Richard Petty on current Daytona product: It’s not racing, it’s running


NASCAR added a restrictor plate to the engines to slow down speeds in 1988 and the result has largely produced multicar packs where drafting is the key to winning. Petty’s last Daytona 500 victory came in 1981 and was won on a fuel mileage gamble. Petty says the current product has taken that element out of the event and it’s not for the better.
Petty described the Battle at the Beach short track event as a throwback to what racing used to be. While he doesn’t applaud drivers wrecking each other on the last lap to win, he did see that as closer to what NASCAR used to be back in his day.
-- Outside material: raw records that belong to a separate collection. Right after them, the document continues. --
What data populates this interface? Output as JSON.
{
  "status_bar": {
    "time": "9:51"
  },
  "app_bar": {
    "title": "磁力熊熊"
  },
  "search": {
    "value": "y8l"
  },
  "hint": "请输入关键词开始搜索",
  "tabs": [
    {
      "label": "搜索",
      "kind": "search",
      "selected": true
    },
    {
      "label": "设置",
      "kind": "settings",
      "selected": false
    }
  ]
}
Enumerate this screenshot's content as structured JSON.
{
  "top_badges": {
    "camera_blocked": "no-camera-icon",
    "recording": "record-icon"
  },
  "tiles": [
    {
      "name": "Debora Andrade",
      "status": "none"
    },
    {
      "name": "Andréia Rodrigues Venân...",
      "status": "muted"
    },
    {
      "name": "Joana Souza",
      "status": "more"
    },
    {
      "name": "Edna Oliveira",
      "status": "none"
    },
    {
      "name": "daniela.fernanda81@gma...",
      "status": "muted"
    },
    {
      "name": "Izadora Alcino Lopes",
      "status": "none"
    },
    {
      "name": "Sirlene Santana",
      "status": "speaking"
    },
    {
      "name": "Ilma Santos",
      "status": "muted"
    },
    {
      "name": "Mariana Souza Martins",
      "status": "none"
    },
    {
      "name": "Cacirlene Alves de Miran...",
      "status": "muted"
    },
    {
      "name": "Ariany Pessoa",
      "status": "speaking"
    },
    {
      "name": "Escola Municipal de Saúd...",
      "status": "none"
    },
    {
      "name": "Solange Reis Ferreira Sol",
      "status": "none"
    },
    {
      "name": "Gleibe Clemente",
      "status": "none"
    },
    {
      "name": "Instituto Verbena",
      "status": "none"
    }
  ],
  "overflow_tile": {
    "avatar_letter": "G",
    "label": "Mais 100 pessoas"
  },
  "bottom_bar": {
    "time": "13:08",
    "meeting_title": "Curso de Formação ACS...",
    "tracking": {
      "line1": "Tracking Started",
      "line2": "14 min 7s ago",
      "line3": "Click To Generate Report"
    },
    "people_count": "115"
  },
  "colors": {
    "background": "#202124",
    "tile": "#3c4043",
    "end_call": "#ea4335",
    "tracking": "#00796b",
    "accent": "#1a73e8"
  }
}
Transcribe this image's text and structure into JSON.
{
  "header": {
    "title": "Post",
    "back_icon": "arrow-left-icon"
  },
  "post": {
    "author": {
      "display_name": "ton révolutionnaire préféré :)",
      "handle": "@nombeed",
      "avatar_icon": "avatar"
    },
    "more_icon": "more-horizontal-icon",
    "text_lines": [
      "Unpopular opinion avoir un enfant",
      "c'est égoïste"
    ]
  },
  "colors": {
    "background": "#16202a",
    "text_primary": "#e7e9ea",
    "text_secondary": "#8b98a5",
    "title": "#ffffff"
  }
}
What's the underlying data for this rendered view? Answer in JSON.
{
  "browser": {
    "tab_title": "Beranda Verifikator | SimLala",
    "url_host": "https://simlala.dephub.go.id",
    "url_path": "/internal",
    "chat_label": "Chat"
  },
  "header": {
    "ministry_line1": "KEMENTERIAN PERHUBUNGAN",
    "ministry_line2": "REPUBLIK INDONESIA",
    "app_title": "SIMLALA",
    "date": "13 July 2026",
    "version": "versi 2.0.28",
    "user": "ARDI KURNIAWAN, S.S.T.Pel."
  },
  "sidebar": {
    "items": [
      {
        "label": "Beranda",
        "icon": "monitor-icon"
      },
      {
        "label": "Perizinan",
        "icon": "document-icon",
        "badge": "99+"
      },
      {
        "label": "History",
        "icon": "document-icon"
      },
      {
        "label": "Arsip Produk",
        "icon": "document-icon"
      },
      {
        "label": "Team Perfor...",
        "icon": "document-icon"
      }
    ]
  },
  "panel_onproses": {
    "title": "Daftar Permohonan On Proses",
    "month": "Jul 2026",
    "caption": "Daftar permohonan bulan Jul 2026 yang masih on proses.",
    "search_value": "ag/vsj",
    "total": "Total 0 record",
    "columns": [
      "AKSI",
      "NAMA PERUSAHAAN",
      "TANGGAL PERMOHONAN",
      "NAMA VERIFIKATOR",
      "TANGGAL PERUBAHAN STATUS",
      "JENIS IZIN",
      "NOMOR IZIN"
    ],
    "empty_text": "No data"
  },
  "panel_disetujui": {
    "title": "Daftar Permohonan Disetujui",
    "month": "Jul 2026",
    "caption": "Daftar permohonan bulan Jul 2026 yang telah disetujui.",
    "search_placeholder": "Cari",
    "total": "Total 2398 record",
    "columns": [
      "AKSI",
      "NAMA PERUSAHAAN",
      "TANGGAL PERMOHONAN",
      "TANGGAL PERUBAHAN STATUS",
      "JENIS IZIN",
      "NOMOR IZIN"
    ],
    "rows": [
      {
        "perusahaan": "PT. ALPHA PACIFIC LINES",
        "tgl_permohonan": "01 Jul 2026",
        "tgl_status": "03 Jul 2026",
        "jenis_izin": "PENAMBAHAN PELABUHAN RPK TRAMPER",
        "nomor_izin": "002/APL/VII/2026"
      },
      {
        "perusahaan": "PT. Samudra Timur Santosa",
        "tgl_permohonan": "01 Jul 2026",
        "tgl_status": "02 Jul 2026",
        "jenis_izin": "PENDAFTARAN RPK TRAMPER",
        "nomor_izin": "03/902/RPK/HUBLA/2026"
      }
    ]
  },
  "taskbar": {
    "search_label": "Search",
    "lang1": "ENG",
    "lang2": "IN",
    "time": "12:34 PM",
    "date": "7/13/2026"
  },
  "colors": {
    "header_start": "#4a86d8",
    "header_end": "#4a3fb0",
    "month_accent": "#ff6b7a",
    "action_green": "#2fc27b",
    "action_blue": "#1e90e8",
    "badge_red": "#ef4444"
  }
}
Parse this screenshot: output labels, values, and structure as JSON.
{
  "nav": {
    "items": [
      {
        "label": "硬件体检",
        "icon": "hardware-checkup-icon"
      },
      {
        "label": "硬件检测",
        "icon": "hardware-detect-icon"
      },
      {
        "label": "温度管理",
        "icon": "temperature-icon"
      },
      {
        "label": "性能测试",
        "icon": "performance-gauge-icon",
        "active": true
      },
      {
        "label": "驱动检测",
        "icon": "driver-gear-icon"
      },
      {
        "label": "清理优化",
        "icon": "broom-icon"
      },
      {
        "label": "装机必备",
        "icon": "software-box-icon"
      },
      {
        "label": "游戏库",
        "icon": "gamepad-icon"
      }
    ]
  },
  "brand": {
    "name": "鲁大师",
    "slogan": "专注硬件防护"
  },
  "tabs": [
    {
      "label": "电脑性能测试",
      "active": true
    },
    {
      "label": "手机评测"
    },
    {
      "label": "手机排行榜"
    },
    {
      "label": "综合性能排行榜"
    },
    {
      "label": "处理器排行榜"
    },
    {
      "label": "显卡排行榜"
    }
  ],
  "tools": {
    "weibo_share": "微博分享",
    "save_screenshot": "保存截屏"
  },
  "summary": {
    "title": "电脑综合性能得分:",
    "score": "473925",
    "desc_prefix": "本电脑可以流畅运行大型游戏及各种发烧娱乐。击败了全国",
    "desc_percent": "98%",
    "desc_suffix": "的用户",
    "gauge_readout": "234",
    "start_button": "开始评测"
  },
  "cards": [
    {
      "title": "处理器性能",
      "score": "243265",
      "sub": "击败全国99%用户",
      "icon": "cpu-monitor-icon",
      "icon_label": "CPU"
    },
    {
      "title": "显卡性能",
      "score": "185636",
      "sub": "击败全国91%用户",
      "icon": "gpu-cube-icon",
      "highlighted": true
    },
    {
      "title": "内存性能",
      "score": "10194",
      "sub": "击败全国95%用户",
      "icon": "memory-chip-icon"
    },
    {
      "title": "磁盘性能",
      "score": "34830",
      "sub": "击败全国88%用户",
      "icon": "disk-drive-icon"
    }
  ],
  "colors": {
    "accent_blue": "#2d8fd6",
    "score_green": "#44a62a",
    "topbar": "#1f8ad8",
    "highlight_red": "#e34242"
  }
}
Petty fondly remembers battles with David Pearson, Earnhardt and Waltrip, adding that what he tried to do was ‘knock them out of the way, but not out of the race.’
“I look at that as racing and now they just run,” Petty said of the racing at Daytona this week. “Now I see it more as a plain old gamble if you're in the right place at the right time, you win a race. Big deal is that you have to be up there. But you take pot luck and each of the last three laps is a different crowd and wherever they stop the race is who wins it."
Petty also has strong opinions on NASCAR possibly retiring numbers like his own iconic no. 43 or Dale Earnhardt’s no. 3 – he’s not in favor. Richard would rather see his no. 43, currently driven by Aric Almirola in the Sprint Cup Series rather than having it tucked away, plastered on a wall in the Hall of Fame.
"To see the 43 out there today is part of history,” Petty said. “It's a part of me. If you put it on a wall, nobody is going to see it."